UNIDENTIFIED MALE: It was a good feeling. I mean, like eight, 10 years watching and waiting for that moment.

NADINE DUVAL, VICTORIA'S MOTHER: This is a dream and this is something, this is a passion. I'm happy for her.

PEREIRA (on camera): Do you remember hearing your family in the stands?

VICTORIA DUVAL: No, because the whole crowd was going nuts. The crowd just blurred them out.

PEREIRA (voice-over): Victoria has overcome the odds before. As a young child she and several family members were held hostage at gunpoint during a robbery in Haiti and then in 2010, her father, Jean Maurice, a physician, was in Port-Au-Prince when the earthquake struck, badly injured, he dug himself out of the rubble.

VICTORIA DUVAL: Obviously, you know, we've experienced quite a lot and just having the hard work pay off on such a big stage, I was just glad that God gave me that opportunity.

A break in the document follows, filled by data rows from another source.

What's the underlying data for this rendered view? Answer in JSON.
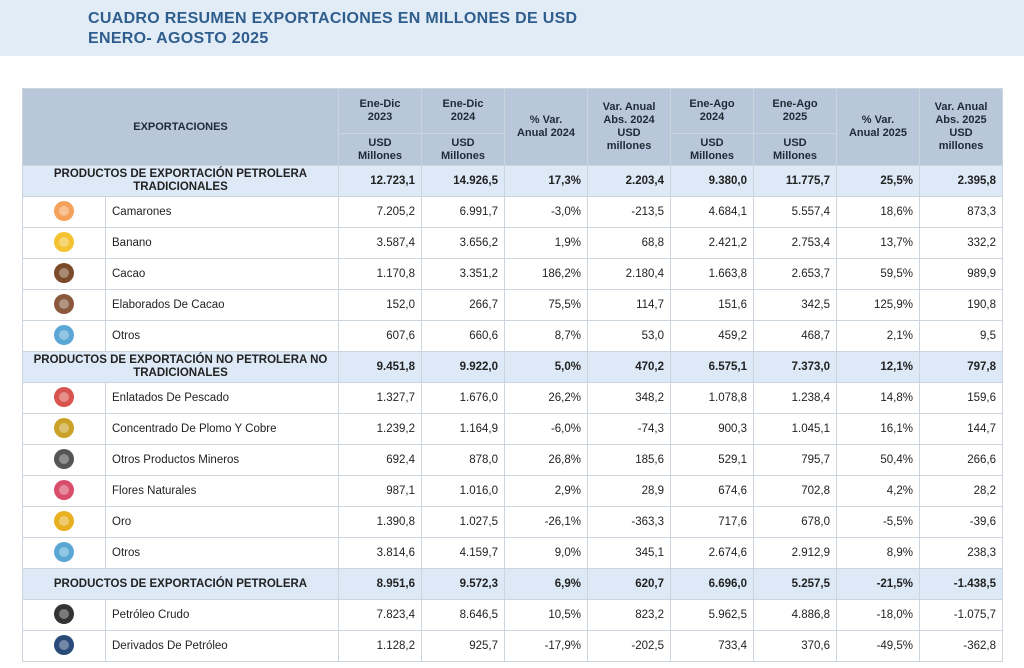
{
  "header": {
    "title": [
      "CUADRO RESUMEN EXPORTACIONES EN MILLONES DE USD",
      "ENERO- AGOSTO 2025"
    ]
  },
  "table": {
    "first_column": "EXPORTACIONES",
    "columns": [
      {
        "label": "Ene-Dic\n2023",
        "unit": "USD\nMillones"
      },
      {
        "label": "Ene-Dic\n2024",
        "unit": "USD\nMillones"
      },
      {
        "label": "% Var.\nAnual 2024"
      },
      {
        "label": "Var. Anual\nAbs. 2024\nUSD\nmillones"
      },
      {
        "label": "Ene-Ago\n2024",
        "unit": "USD\nMillones"
      },
      {
        "label": "Ene-Ago\n2025",
        "unit": "USD\nMillones"
      },
      {
        "label": "% Var.\nAnual 2025"
      },
      {
        "label": "Var. Anual\nAbs. 2025\nUSD\nmillones"
      }
    ],
    "sections": [
      {
        "label": "PRODUCTOS DE EXPORTACIÓN PETROLERA TRADICIONALES",
        "values": [
          "12.723,1",
          "14.926,5",
          "17,3%",
          "2.203,4",
          "9.380,0",
          "11.775,7",
          "25,5%",
          "2.395,8"
        ],
        "rows": [
          {
            "name": "Camarones",
            "values": [
              "7.205,2",
              "6.991,7",
              "-3,0%",
              "-213,5",
              "4.684,1",
              "5.557,4",
              "18,6%",
              "873,3"
            ]
          },
          {
            "name": "Banano",
            "values": [
              "3.587,4",
              "3.656,2",
              "1,9%",
              "68,8",
              "2.421,2",
              "2.753,4",
              "13,7%",
              "332,2"
            ]
          },
          {
            "name": "Cacao",
            "values": [
              "1.170,8",
              "3.351,2",
              "186,2%",
              "2.180,4",
              "1.663,8",
              "2.653,7",
              "59,5%",
              "989,9"
            ]
          },
          {
            "name": "Elaborados De Cacao",
            "values": [
              "152,0",
              "266,7",
              "75,5%",
              "114,7",
              "151,6",
              "342,5",
              "125,9%",
              "190,8"
            ]
          },
          {
            "name": "Otros",
            "values": [
              "607,6",
              "660,6",
              "8,7%",
              "53,0",
              "459,2",
              "468,7",
              "2,1%",
              "9,5"
            ]
          }
        ]
      },
      {
        "label": "PRODUCTOS DE EXPORTACIÓN NO PETROLERA NO TRADICIONALES",
        "values": [
          "9.451,8",
          "9.922,0",
          "5,0%",
          "470,2",
          "6.575,1",
          "7.373,0",
          "12,1%",
          "797,8"
        ],
        "rows": [
          {
            "name": "Enlatados De Pescado",
            "values": [
              "1.327,7",
              "1.676,0",
              "26,2%",
              "348,2",
              "1.078,8",
              "1.238,4",
              "14,8%",
              "159,6"
            ]
          },
          {
            "name": "Concentrado De Plomo Y Cobre",
            "values": [
              "1.239,2",
              "1.164,9",
              "-6,0%",
              "-74,3",
              "900,3",
              "1.045,1",
              "16,1%",
              "144,7"
            ]
          },
          {
            "name": "Otros Productos Mineros",
            "values": [
              "692,4",
              "878,0",
              "26,8%",
              "185,6",
              "529,1",
              "795,7",
              "50,4%",
              "266,6"
            ]
          },
          {
            "name": "Flores Naturales",
            "values": [
              "987,1",
              "1.016,0",
              "2,9%",
              "28,9",
              "674,6",
              "702,8",
              "4,2%",
              "28,2"
            ]
          },
          {
            "name": "Oro",
            "values": [
              "1.390,8",
              "1.027,5",
              "-26,1%",
              "-363,3",
              "717,6",
              "678,0",
              "-5,5%",
              "-39,6"
            ]
          },
          {
            "name": "Otros",
            "values": [
              "3.814,6",
              "4.159,7",
              "9,0%",
              "345,1",
              "2.674,6",
              "2.912,9",
              "8,9%",
              "238,3"
            ]
          }
        ]
      },
      {
        "label": "PRODUCTOS DE EXPORTACIÓN PETROLERA",
        "values": [
          "8.951,6",
          "9.572,3",
          "6,9%",
          "620,7",
          "6.696,0",
          "5.257,5",
          "-21,5%",
          "-1.438,5"
        ],
        "rows": [
          {
            "name": "Petróleo Crudo",
            "values": [
              "7.823,4",
              "8.646,5",
              "10,5%",
              "823,2",
              "5.962,5",
              "4.886,8",
              "-18,0%",
              "-1.075,7"
            ]
          },
          {
            "name": "Derivados De Petróleo",
            "values": [
              "1.128,2",
              "925,7",
              "-17,9%",
              "-202,5",
              "733,4",
              "370,6",
              "-49,5%",
              "-362,8"
            ]
          }
        ]
      }
    ]
  }
}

PEREIRA: On the surface you would never know what this family had been through. They are close knit, joyfully celebrating Vicki's (ph) win, her brother wearing a shirt with the letters DON.

UNIDENTIFIED MALE: Dreams over nightmares.

PEREIRA (on camera): What does that mean to you?

VICTORIA DUVAL: I just look at the dreams part.

PEREIRA: What are your dreams, Vicki (ph)?

VICTORIA DUVAL: To win all four grand slams and be an accomplished tennis player.

PEREIRA (voice-over): No doubt this team is one step closer to making her dream come true.


ALLEN: Well, Duval faces Daniela Hontechova in the second round scheduled for later this Thursday. Tune into that. It'll be fun.

Finally, growing a new brain: it sounds like the stuff of science fiction. But Austrian researchers have done just that by creating mini- brains from stem cells. Their components resemble those of a 9-week-old embryo. The pea-sized structures are helping scientists better understand early brain development and what happens when things go wrong.

Well, that is NEWS STREAM. We will continue to have the latest on the Syrian crisis for you in the hours ahead here on CNN.

British lawmakers set to debate a response to the crisis in about half an hour from now. That and much more, next on "WORLD BUSINESS TODAY".